En este contexto, resulta inevitable mencionar al fallecido Papa Francisco, cuya mirada económica —cálida, pero profundamente errada— sirvió de abrigo moral a un estatismo incapaz de mirarse en el espejo de los hechos. Su defensa de Aerolíneas como “servicio público” fue un gesto poético, pero ciego: detrás de ese velo lírico se ocultaba una empresa colapsada, alimentada por impuestos que ahogaban al ciudadano de a pie, mientras unos pocos bebían tranquilo de la copa del subsidio eterno.
Francisco, sin dudas un hombre de fe, fue también un hombre de ideas, y como tales, algunas fueron nobles, pero otras peligrosamente ingenuas. Su cercanía con sectores sindicales y su simpatía por un Estado paternalista dejaron una estela de legitimación moral para quienes han convertido la política en una oficina de empleo perpetuo. Su fallecimiento cierra un ciclo, no sólo espiritual, sino también ideológico: se va una voz que, aunque influyente, hablaba desde un país imaginario que ya no existe.
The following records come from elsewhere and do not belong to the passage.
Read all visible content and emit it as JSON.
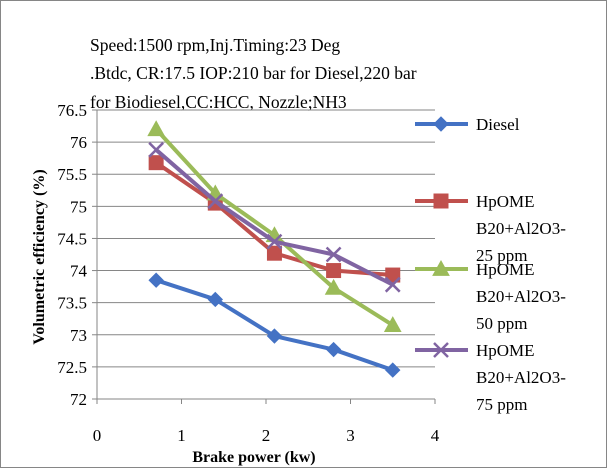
{
  "chart_data": {
    "type": "line",
    "title_lines": [
      "Speed:1500 rpm,Inj.Timing:23 Deg",
      ".Btdc, CR:17.5 IOP:210 bar for Diesel,220 bar",
      "for Biodiesel,CC:HCC,  Nozzle;NH3"
    ],
    "xlabel": "Brake power (kw)",
    "ylabel": "Volumetric efficiency (%)",
    "xlim": [
      0,
      4
    ],
    "ylim": [
      72,
      76.5
    ],
    "x_ticks": [
      "0",
      "1",
      "2",
      "3",
      "4"
    ],
    "y_ticks": [
      "72",
      "72.5",
      "73",
      "73.5",
      "74",
      "74.5",
      "75",
      "75.5",
      "76",
      "76.5"
    ],
    "grid": "horizontal",
    "legend_position": "right",
    "series": [
      {
        "name": "Diesel",
        "legend_lines": [
          "Diesel"
        ],
        "marker": "diamond",
        "color": "#4472C4",
        "x": [
          0.7,
          1.4,
          2.1,
          2.8,
          3.5
        ],
        "y": [
          73.85,
          73.55,
          72.98,
          72.77,
          72.45
        ]
      },
      {
        "name": "HpOME B20+Al2O3-25 ppm",
        "legend_lines": [
          "HpOME",
          "B20+Al2O3-",
          "25 ppm"
        ],
        "marker": "square",
        "color": "#C0504D",
        "x": [
          0.7,
          1.4,
          2.1,
          2.8,
          3.5
        ],
        "y": [
          75.68,
          75.05,
          74.27,
          74.0,
          73.93
        ]
      },
      {
        "name": "HpOME B20+Al2O3-50 ppm",
        "legend_lines": [
          "HpOME",
          "B20+Al2O3-",
          "50 ppm"
        ],
        "marker": "triangle",
        "color": "#9BBB59",
        "x": [
          0.7,
          1.4,
          2.1,
          2.8,
          3.5
        ],
        "y": [
          76.2,
          75.2,
          74.55,
          73.73,
          73.15
        ]
      },
      {
        "name": "HpOME B20+Al2O3-75 ppm",
        "legend_lines": [
          "HpOME",
          "B20+Al2O3-",
          "75 ppm"
        ],
        "marker": "x",
        "color": "#8064A2",
        "x": [
          0.7,
          1.4,
          2.1,
          2.8,
          3.5
        ],
        "y": [
          75.88,
          75.08,
          74.45,
          74.25,
          73.78
        ]
      }
    ]
  }
}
El sindicalismo argentino, viejo zorro disfrazado de oveja, fue cómplice fundamental de ese simulacro. Gremios devenidos en castas, con dirigentes que olvidaron el sudor, con discursos oxidados que ya no conmueven ni al espejo. Convirtieron Aerolíneas en una trinchera de beneficios personales, en una república paralela donde la eficiencia era una herejía. Su lamento de hoy, teñido de slogans y amenazas, es menos protesta que nostalgia: saben que el tiempo del acomodo y la impunidad se desvanece.
Las medidas del gobierno no son una afrenta a los trabajadores, sino una digna defensa de los verdaderos trabajadores: aquellos que no necesitan pancartas ni peajes sindicales para existir; los que sostienen en silencio, y con dolor, a un Estado que los ha usado más de lo que los ha servido. El cierre de rutas vacías, la poda de estructuras absurdas, el fin de la plata fácil no son gestos de frialdad tecnocrática: son actos de cordura, de equilibrio, incluso de ternura por un país que supo estar roto y sigue, sin embargo, buscando sentido.
Hoy, el viejo orden tambalea. La fotografía del Papa junto a burócratas sindicales ya no convoca ni simpatía ni autoridad. Francisco ha muerto, y con él se apaga también una visión benévola pero ineficaz del Estado argentino. Su herencia espiritual quedará en los corazones, sí, pero su apuesta política merece, al menos, un ejercicio de honestidad: el modelo que defendía fue un fracaso, y el país ya no está para mitos.
El camino es claro: menos Estado, más libertad; menos sindicalismo prebendario, más mérito. Y los frutos comienzan a aparecer, calladamente, como la primavera que llega sin pedir permiso. Mientras algunos lloran el ocaso de sus privilegios, otros empiezan, por fin, a respirar el aire leve de una Argentina que, sin grandilocuencias, decide crecer.